Welcome to Bodhiclasses, where learning meets clarity and curiosity. Our aim is to help every student grasp complex scientific concepts with ease, using real-life examples and insightful analysis. Today, we explore Chapter 5 – Changes Around Us from the NCERT Class 7 Science textbook. This chapter is all about understanding the changes around us, transformations that materials undergo in our daily lives — and classifying them meaningfully.
This chapter answers one fundamental question: How and why do substances change? It helps students distinguish physical changes around us from chemical changes, and introduces them to the concept of combustion, reversible/irreversible changes, and desirable/undesirable transformations in nature and everyday life.

🧪 Key Concepts Explained
1. Physical Changes Around Us
These are changes that affect only the form, shape, or state of a substance — no new substance is formed.
📌 Examples:
- Melting of ice
- Folding paper
- Chopping vegetables
- Dissolving sugar in water
Such changes are usually reversible, meaning the original substance can be recovered.
2. Chemical Changes Around Us
These are changes where new substances are formed with different properties.

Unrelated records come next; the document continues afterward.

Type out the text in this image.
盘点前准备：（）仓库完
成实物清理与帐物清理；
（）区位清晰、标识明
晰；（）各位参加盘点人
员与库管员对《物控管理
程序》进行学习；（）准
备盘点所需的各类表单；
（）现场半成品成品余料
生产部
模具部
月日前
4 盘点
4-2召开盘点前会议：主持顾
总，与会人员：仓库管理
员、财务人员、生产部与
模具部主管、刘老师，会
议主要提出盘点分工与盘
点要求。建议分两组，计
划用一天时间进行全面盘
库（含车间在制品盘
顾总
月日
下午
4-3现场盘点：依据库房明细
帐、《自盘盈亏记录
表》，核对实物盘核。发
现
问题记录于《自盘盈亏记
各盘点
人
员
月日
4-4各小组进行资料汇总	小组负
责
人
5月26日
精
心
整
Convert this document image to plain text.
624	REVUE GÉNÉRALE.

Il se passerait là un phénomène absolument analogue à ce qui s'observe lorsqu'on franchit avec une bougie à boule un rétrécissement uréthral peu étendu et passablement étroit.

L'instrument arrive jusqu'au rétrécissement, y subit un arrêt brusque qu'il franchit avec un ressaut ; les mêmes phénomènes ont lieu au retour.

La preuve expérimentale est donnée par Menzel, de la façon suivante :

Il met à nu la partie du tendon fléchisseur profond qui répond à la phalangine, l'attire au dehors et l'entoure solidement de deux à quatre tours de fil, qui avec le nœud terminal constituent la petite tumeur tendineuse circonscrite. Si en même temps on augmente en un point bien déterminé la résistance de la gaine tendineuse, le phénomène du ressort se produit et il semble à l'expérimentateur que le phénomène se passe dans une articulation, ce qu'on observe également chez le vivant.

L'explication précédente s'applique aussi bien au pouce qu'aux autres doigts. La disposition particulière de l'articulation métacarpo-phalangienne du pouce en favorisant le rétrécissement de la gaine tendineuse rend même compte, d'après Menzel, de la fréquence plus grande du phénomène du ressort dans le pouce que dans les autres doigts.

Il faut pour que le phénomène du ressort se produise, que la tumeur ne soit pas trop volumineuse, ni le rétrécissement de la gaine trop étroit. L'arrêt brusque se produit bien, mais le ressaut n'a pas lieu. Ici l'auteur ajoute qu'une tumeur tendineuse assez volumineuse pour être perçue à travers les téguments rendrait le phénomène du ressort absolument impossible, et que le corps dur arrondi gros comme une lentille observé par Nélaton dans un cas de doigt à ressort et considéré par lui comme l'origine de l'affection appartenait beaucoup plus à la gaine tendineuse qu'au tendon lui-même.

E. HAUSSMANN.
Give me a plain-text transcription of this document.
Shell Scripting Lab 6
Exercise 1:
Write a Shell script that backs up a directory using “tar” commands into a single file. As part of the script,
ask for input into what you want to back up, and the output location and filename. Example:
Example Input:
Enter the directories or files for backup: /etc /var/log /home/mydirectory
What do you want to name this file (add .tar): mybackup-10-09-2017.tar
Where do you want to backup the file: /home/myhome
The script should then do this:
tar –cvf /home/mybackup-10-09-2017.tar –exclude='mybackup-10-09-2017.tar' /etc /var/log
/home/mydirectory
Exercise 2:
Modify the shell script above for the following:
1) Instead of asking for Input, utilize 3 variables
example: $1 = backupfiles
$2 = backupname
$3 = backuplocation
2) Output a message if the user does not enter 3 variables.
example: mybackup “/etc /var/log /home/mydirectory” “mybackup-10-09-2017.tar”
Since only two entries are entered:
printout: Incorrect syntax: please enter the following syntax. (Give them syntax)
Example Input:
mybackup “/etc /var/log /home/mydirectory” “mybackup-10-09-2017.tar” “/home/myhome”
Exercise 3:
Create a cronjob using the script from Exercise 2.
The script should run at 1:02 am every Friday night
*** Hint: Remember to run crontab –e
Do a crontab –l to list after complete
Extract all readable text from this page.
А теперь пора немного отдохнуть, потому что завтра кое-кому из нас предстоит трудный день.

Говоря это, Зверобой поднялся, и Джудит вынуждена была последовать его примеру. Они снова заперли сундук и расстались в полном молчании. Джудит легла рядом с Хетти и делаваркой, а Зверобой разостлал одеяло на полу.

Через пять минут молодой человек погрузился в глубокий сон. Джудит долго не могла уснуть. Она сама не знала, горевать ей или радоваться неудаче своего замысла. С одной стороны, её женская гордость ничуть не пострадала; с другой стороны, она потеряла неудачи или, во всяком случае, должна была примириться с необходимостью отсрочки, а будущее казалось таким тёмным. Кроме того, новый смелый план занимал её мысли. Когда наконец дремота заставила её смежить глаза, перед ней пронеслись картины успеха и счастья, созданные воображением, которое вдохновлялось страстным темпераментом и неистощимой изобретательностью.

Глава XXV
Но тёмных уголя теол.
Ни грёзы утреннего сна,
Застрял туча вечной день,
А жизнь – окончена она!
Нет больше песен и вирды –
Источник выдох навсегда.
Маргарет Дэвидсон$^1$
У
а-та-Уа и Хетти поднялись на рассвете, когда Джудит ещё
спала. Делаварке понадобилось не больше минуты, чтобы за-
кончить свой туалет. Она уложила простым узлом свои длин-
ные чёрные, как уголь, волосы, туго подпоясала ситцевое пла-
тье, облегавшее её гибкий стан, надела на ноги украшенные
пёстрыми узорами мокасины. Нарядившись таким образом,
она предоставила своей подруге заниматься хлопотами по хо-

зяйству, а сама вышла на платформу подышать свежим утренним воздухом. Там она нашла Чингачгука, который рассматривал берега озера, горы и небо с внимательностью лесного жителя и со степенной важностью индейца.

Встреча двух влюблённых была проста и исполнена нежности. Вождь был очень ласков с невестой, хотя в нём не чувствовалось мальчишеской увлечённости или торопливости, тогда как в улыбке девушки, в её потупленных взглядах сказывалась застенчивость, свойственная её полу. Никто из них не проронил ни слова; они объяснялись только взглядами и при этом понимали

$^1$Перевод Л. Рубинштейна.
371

These changes are irreversible in most cases and involve chemical reactions.
📌 Examples:
- Rusting of iron
- Curdling of milk
- Burning of a magnesium ribbon
- Reaction of vinegar with baking soda
Chemical changes often involve production of gas, heat, light, or a new solid (precipitate).
3. Combustion and the Fire Triangle
The chapter introduces combustion as a chemical change where a substance reacts with oxygen to produce heat and/or light.
✅ Three conditions needed for combustion:
- Fuel (a combustible substance)
- Oxygen
- Heat (to reach ignition temperature)
The idea of the fire triangle helps students understand how fire starts and can be controlled.
4. Reversible and Irreversible Changes Around Us
Students learn how to identify if a change can be undone.
🟢 Reversible: Melting wax, folding paper, boiling water
🔴 Irreversible: Rusting, making popcorn, burning wood
This helps build critical thinking around transformation processes in nature and industry.
5. Desirable and Undesirable Changes Around Us
Not all changes are beneficial.
✅ Desirable: Cooking food, composting, ripening of fruits
🚫 Undesirable: Food spoilage, rusting, air pollution due to combustion
Students are encouraged to reflect on human impact and environmental responsibility.
6. Natural Physical and Chemical Changes
🌍 Weathering: Breaking of rocks into soil through temperature, water, and roots (can be physical or chemical)
💨 Erosion: Movement of soil and rock by wind or water (a physical change)
These slow, natural changes shape our planet over thousands of years.
🧠 Learning Outcomes
After studying this chapter, students will be able to:
- Differentiate between physical and chemical changes
- Understand chemical reactions and their signs
- Explain the requirements for combustion
- Recognize reversible and irreversible changes
- Identify desirable vs undesirable changes
- Appreciate natural processes like weathering and erosion
🌱 Real-Life Applications
- Testing for carbon dioxide using lime water (as in fire safety or baking)
- Understanding why iron rusts and how to prevent it
- Recognizing safety measures during fires
- Exploring how soil forms and why landslides occur
These insights bridge classroom knowledge with the real world.
🧑🔬 Activities and Experiments
This chapter includes interactive experiments like:
- Blowing air through lime water to test for CO₂
- Observing vinegar-baking soda reaction
- Burning a candle to identify both physical and chemical changes
- Focusing sunlight using a magnifying glass to find ignition temperature
These help students observe science in action — fostering enquiry and curiosity.
👩🎓 Tips for Students
- Always ask: “Is a new substance formed?”
- Observe: Is the change reversible? Does it give off heat, light, or gas?
- Practice with real-life examples – in the kitchen, garden, and outdoors
- Try drawing the fire triangle and identifying fuel-oxygen-heat in any combustion scenario
📚 Chapter Highlights
Concept | Type of Change | Reversible? | Example |
---|---|---|---|
Melting Ice | Physical | Yes | Solid water to liquid |
Rusting of Iron | Chemical | No | Iron + air + water → Rust |
Burning Candle (wax melts & burns) | Both Physical & Chemical | Partly | Wax melts (physical), vapour burns (chemical) |
Folding Paper | Physical | Yes | Change in shape only |
Curdling of Milk | Chemical | No | Formation of lactic acid |
🔚 Conclusion
Chapter 5 of Class 7 Science beautifully blends observation, experimentation, and reasoning to help learners understand how our world is constantly changing — sometimes visibly, sometimes chemically. It sets a strong foundation for concepts that will be explored in greater depth in higher classes.
Let the world around you become your laboratory — notice every drop of dew, every rusted nail, and every puff of gas from a reaction. Science is not just in books; it is all around us.